Whew, Timmy is found the next morning, sleeping in some dude's truck. IT'S ALL GOOD. Knowing what I do about Lurlene's fascinations, I totes expected Timmy might show up dead, so it was a relief.

Grease is about to open, and Andrea's all Bitchy McBitch about her parents being divorced. Columbo's all, yeah, at least they both love you and your dad doesn't beat you up! He's got a point, Andreaaaaa. So her parents show up to see the show, and Andrea realizes she IS lucky! She is so loved! And her parents SHOULDN'T be together, because look how much happier everyone is now!

So, uh, at least while the lesson might have been that working women cause divorce, it was also that perhaps working women have better self-esteem and are happier. Also, sure, Columbo helps her come to that conclusion, but it's not like they ended up makin' out or even dating! I'll take that much, Lurlene, I'll take it!

6 comments:

Halvorsen said...

I am hopelessly retarded for these recaps.

ames said...

Aw, man! I'm blushing.

Anonymous said...

Ames, I just have to say that I lurve this blog. I never read much Lurlene McDaniel (that was more my sister's department; she's posted on here too, btw), but damn I love me some good YA snark.

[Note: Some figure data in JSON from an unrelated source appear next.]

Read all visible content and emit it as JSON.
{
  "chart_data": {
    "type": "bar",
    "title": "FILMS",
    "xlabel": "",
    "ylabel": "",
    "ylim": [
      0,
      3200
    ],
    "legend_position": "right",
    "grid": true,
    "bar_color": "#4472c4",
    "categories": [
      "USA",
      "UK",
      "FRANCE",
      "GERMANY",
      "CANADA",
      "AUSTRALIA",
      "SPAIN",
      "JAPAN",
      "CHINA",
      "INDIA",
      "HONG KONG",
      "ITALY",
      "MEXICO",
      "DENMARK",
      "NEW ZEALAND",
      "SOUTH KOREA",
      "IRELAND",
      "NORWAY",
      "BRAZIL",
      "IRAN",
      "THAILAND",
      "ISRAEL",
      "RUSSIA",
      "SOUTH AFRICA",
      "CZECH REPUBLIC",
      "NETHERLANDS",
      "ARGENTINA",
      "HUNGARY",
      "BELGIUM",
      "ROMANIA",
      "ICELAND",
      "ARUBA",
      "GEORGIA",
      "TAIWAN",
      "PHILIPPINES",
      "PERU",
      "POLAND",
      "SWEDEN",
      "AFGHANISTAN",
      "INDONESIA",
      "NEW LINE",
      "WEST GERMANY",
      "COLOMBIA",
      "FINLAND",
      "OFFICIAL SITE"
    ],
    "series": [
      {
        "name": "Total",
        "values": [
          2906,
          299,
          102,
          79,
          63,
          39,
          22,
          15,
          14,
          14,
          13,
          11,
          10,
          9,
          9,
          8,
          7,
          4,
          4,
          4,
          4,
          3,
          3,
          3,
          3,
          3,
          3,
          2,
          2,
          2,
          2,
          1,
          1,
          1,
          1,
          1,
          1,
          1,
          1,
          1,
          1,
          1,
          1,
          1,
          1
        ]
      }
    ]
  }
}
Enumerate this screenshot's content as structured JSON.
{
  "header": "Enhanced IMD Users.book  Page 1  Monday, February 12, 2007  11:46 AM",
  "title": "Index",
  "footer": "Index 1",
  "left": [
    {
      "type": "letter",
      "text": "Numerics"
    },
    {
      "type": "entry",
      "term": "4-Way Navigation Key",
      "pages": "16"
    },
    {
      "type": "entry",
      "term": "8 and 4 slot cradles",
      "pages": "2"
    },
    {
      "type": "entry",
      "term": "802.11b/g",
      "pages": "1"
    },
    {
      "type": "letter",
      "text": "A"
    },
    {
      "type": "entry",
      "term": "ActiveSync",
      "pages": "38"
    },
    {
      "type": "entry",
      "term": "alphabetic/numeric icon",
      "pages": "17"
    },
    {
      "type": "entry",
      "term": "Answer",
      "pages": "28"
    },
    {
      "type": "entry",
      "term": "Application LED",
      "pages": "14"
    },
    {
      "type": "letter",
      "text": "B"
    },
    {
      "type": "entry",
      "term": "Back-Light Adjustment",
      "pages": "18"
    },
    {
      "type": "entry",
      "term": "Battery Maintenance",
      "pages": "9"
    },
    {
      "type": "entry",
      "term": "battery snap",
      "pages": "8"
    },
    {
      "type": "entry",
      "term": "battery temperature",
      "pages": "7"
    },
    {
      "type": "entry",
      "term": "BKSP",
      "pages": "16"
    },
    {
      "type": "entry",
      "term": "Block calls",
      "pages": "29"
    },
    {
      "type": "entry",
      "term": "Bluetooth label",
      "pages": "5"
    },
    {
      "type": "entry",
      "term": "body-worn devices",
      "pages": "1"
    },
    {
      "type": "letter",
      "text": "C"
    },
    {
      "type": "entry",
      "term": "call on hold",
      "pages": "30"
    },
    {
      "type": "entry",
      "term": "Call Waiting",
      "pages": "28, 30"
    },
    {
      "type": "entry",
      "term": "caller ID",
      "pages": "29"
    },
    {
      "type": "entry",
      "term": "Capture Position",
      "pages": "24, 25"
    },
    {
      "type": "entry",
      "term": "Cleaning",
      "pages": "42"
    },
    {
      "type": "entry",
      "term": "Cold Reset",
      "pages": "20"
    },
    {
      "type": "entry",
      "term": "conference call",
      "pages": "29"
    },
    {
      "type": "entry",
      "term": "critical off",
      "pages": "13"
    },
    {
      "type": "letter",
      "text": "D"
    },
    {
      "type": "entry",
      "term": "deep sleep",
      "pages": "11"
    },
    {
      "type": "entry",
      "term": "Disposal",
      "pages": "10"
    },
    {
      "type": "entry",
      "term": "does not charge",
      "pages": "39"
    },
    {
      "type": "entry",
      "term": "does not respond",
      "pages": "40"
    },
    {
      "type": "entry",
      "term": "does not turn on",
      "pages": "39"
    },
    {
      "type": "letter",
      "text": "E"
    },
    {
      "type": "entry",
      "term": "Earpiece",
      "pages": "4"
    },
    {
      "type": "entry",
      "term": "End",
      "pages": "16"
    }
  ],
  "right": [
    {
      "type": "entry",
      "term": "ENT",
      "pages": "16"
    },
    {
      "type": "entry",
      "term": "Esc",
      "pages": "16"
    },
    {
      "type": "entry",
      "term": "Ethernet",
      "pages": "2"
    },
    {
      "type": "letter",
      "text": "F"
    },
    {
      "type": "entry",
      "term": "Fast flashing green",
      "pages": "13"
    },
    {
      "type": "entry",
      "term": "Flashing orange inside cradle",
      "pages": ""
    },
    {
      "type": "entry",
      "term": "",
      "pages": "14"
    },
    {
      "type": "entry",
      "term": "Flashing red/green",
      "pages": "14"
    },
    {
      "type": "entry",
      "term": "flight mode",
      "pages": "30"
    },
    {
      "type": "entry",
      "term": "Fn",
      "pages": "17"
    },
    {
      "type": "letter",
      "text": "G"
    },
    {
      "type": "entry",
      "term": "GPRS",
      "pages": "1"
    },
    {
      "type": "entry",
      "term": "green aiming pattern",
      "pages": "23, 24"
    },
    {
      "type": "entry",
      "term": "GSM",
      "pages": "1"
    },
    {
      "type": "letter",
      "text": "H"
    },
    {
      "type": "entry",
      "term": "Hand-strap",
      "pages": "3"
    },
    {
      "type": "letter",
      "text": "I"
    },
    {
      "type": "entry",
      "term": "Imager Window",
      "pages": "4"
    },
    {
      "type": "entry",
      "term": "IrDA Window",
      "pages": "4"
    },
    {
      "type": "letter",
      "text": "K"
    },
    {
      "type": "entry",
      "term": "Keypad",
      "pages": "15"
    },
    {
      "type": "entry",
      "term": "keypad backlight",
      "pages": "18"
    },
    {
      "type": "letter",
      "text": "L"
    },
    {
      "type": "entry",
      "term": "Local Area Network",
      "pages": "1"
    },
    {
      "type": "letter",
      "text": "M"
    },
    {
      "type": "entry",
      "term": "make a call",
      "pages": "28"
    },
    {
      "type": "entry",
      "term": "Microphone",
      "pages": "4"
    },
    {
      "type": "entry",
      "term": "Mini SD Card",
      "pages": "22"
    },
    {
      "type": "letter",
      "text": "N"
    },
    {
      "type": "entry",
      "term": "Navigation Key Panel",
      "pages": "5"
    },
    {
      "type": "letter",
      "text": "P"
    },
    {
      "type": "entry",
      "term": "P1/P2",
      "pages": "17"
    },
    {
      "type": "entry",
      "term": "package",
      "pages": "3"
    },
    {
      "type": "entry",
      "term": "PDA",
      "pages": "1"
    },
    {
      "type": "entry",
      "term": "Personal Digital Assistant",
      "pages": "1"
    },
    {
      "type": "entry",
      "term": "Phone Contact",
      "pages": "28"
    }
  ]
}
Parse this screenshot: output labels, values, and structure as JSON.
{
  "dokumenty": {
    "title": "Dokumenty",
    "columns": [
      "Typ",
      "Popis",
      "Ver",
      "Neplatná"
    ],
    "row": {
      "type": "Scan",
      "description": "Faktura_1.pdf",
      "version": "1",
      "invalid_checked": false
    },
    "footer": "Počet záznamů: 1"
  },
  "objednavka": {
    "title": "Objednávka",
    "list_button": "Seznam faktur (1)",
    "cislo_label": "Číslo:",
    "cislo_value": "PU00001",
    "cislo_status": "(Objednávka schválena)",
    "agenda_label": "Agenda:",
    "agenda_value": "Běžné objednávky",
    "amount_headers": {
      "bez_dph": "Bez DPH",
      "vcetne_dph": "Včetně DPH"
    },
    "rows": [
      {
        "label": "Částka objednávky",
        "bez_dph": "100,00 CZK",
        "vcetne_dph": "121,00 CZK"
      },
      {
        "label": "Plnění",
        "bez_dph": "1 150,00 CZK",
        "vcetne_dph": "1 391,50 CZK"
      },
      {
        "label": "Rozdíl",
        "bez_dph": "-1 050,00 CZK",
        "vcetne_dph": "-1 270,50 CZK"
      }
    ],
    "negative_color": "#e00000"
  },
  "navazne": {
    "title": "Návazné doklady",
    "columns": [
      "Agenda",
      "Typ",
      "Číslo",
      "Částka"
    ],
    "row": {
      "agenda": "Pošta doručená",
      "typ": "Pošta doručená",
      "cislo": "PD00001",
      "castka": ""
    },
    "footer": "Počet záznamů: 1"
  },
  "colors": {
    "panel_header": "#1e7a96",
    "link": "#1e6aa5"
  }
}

And HELLS YEAH on Lurlene's lack of research re: school musicals/choir. I don't know anyone who's never at least talked to someone who did this stuff in high school. Also, as someone with an undergrad degree in theatre, I'm highly insulted by the "extras" reference. I'm writing a YA novel right now about four young people in a musical, partly because I was so sick of authors not getting it right.

Anyway, keep up the good snark!

Anonymous said...

"How she loved her magazines!"

"arguing, bickering parents"

Boy, I wish I could write like a professional!

...I'd say more but I'm still too stunned by the cover and the name Columbo.

KayTor said...

Guess mine is not the first head broken,
my eyes are not the first to cry I'm not the first to know,
there's just no seeming smart to you

Hello, I'm special needs who's willing to sit around
and wait for you
But buddy can't you see, there's nothin' else
for me to do I'm hopelessly retarded to you

Anonymous said...

Oh my God, that OPENING QUOTE! I was reading this blog instead of working because the Southwest Airlines Kissgate thing had made me too angry to concentrate. Thanks for cheering me up and reminding me that some people in this world - like you - are awesome.